Rapport annuel de la présidence 1922-1923

Dr Henri AUDEOUD, président
17 novembre 1923

  

Mesdames et Messieurs,

Notre société a joui cette année parmi les amis de l’Université d’une sympathie particulière. Grâce à une campagne de propagande menée activement par les membres du Comité 75 nouveaux adhérents sont venus joindre leurs forces aux nôtres pour travailler au bien de notre grande Ecole. Leur aide nous est précieuse et nous leur souhaitons la bienvenue. Nous avons d’autre part perdu onze membres par démissions ou par décès. Parmi ces derniers nous devons mentionner particulièrement Mlle Augusta Sarasin, un des fermes soutiens de la Société Académique ; dès sa formation, elle s’intéressa d’une manière très effective à son travail et sa générosité se manifesta à maintes reprises. Elle a tenu à nous en laisser une dernière preuve. Son départ creuse parmi nous un grand vide et son souvenir restera comme celui d’une Genevoise de vieille roche aux idées larges et au cœur généreux. M. Hippolyte Aubert, l’ancien directeur de la Bibliothèque publique et le créateur de son Fonds auxiliaire est aussi parmi les disparus ; membre à vie de notre association, il en faisait partie depuis sa fondation et a suivi son activité avec un intérêt soutenu.

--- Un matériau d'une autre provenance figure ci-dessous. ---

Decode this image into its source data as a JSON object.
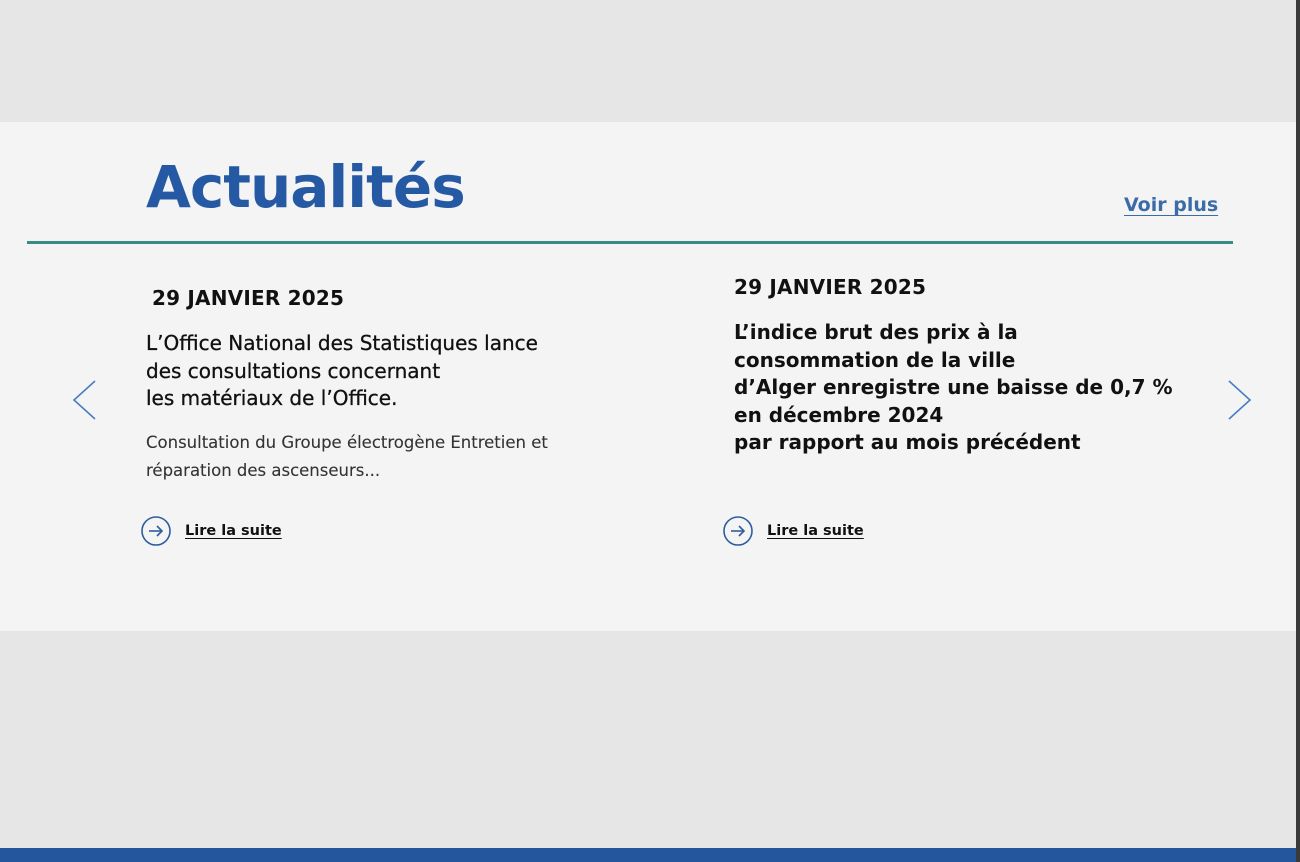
{
  "section": {
    "title": "Actualités",
    "see_more_label": "Voir plus"
  },
  "carousel": {
    "prev_icon": "chevron-left-icon",
    "next_icon": "chevron-right-icon"
  },
  "news": [
    {
      "date": "29 JANVIER 2025",
      "title_lines": [
        "L’Office National des Statistiques lance",
        "des consultations concernant",
        "les matériaux de l’Office."
      ],
      "excerpt_lines": [
        "Consultation du Groupe électrogène Entretien et",
        "réparation des ascenseurs..."
      ],
      "read_more_label": "Lire la suite"
    },
    {
      "date": "29 JANVIER 2025",
      "title_lines": [
        "L’indice brut des prix à la",
        "consommation de la ville",
        "d’Alger enregistre une baisse de 0,7 %",
        "en décembre 2024",
        "par rapport au mois précédent"
      ],
      "read_more_label": "Lire la suite"
    }
  ],
  "colors": {
    "title": "#2659a3",
    "divider": "#3a8d86",
    "footer": "#24569e",
    "page_background": "#e6e6e6",
    "section_background": "#f4f4f5"
  }
}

Ancien élève de l’Ecole des Chartes, il a rendu à notre signalés, et s’il a dû quitter Genève pour se fixer à l’étranger, il n’a cessé de travailler jusqu’à son dernier jour au bien moral de son pays.

Que les familles de ceux que nous avons perdus reçoivent ici l’expression de noire profonde sympathie.

L’effectif de notre société qui était de 528 membres il y a un an, se monte ainsi actuellement à 591, soit 16 membres donateurs, 152 membres à vie et 423 membres ordinaires. Espérons qu’il continuera à progresser et que les anciens élèves de l’Université n’oublieront pas l’Alma mater.

Votre président a eu l’occasion, cette année, de représenter notre Association à quelques réunions plus ou moins universitaires : citons le jubilé de M. le professeur Alfred Martin, la séance solennelle à l’Aula à l’occasion du Centenaire de pasteur, la célébration du 25ème anniversaire de la société du Musée historique de la Réformation, avec une intéressante conférence sur Mathurin Cordier, et la réception offerte aux deux savants anglais, MM. A.C. Seward et D.W. Freshfield à l’occasion de leur nomination comme docteurs Honoris causa, au moment du dies academicus.

Nos étudiants jugent avec raison que la musique adoucit les meurs et ils ont formé un orchestre qui leur donne de réelles jouissances artistiques. Il se fait entendre dans des réunions universitaires, où il est le bienvenu et il a même organisé en mai dernier, au parc des Eaux-Vives, un concert pour donner l’occasion à tous les membres de l’Université et à ses amis de se rencontrer et de faire plus ample connaissance les uns avec les autres. Nous lui avons accordé pour cela une modeste subvention.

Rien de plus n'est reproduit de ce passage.